Les résultats, publiés le 14 février dans la revue  Nature , montrent comment le tabagisme réduit la capacité de l’organisme à combattre les infections et peut également augmenter le risque de maladies auto-immunes telles que la polyarthrite rhumatoïde et le lupus.

"La principale découverte de notre étude est que le tabagisme a des effets à court terme mais aussi à long terme sur l’immunité adaptative associée aux cellules B et aux cellules T régulatrices ainsi qu’aux changements épigénétiques", a déclaré Saint-André.

Pour parvenir à cette conclusion, des scientifiques français ont examiné des échantillons de sang prélevés au fil du temps sur un groupe de 1 000 personnes en bonne santé âgées de 20 à 69 ans.

Les chercheurs voulaient voir comment de nombreuses variables, notamment le mode de vie, le statut socio-économique, les habitudes alimentaires, l’âge, le sexe et la génétique, affectaient la réponse immunitaire.

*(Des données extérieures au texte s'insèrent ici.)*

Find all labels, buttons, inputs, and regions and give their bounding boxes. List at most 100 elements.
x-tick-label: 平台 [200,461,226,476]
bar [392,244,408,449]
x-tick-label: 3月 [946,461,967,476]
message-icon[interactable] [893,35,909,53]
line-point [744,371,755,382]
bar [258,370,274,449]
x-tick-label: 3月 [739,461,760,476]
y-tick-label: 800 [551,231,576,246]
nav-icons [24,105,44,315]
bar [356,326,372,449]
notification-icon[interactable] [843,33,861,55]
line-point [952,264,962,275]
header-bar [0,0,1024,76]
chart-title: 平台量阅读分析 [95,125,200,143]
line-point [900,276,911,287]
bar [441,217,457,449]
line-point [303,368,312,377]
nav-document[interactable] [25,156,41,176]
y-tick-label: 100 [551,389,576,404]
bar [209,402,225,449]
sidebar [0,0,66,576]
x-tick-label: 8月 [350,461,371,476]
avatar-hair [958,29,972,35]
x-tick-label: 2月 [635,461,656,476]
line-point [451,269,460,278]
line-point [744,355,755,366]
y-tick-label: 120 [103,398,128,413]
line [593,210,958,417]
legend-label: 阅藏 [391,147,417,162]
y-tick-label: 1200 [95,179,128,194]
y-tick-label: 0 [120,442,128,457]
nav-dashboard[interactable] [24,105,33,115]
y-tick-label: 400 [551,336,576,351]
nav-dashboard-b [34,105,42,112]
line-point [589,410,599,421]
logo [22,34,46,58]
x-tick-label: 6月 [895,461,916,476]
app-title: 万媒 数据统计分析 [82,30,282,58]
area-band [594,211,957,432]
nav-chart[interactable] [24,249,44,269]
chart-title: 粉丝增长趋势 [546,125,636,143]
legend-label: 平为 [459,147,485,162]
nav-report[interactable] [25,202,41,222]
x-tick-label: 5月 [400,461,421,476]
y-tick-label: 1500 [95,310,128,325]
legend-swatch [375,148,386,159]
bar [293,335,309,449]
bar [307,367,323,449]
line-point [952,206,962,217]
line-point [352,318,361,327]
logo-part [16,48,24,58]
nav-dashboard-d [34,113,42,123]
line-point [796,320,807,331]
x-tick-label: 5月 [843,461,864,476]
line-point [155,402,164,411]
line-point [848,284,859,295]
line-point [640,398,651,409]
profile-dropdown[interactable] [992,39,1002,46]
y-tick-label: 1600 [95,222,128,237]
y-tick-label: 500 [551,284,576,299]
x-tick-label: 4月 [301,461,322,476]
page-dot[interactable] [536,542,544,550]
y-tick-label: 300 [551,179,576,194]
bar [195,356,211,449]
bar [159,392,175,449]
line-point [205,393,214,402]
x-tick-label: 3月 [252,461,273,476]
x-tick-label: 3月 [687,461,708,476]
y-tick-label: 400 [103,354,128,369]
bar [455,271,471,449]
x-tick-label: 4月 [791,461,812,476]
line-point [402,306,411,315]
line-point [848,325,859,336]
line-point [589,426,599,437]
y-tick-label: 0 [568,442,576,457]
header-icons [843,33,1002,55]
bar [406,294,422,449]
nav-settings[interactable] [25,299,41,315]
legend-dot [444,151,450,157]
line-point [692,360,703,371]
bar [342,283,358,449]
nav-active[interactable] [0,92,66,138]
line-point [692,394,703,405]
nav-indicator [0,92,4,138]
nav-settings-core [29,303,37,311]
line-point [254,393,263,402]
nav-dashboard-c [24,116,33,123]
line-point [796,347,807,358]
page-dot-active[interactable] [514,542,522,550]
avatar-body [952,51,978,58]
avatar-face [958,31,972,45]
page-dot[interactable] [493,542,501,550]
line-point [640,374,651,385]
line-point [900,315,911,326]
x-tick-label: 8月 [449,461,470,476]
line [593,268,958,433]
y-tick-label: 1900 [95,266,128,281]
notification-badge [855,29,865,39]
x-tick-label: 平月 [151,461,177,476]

Au cours de l’étude, ils ont exposé des échantillons de sang à des germes courants tels que la bactérie E. coli et le virus de la grippe et ont en même temps mesuré la réponse immunitaire.

Qu’ont-ils découvert ?

Le tabagisme, l’indice de masse corporelle et une infection latente causée par le virus de l’herpès ont eu le plus grand impact sur le système immunitaire, le tabagisme ayant le plus grand effet de tous.

Même lorsque les fumeurs participant à l’étude ont arrêté, leur réponse immunitaire ne s’est pas complètement rétablie pendant des années, a déclaré à CNN le co-auteur de l’étude, le Dr  Darragh Duffy  , qui dirige l’unité d’immunologie translationnelle à l’Institut Pasteur .

"La bonne nouvelle, c’est qu’elle commence à être restaurée", a-t-il déclaré. "Il n’y a jamais de bon moment pour commencer à fumer, mais si vous fumez, le meilleur moment pour arrêter est maintenant."

L’étude a également révélé que plus les gens fumaient, plus leur réponse immunitaire était altérée.

Le tabagisme semble avoir des effets à long terme sur les deux principaux fronts de défense du système immunitaire : la réponse innée et la réponse adaptative. L’effet sur la réponse innée a rapidement disparu lorsqu’une personne a arrêté de fumer, mais l’effet sur la réponse adaptative a persisté même après avoir arrêté de fumer.

La réponse immunitaire innée est le moyen général et immédiat de lutter contre les germes. Lorsque l’organisme détermine que la réponse innée n’est pas suffisante, le système immunitaire adaptatif entre en action. Composé d’anticorps, de lymphocytes B et de lymphocytes T, le système immunitaire adaptatif peut se souvenir d’une menace et mieux attaquer les menaces qu’il a vues auparavant.

Le Dr   Albert Rizzo,   médecin-chef de l’American Medical Association, a déclaré  à CNN  que les résultats semblent expliquer pourquoi même les fumeurs qui ont arrêté de fumer peuvent développer des maladies telles que la maladie pulmonaire obstructive chronique (MPOC). "Cette étude est utile car elle nous dit ce que nous avons toujours pensé, mais elle commence maintenant à expliquer pourquoi", a déclaré Rizzo.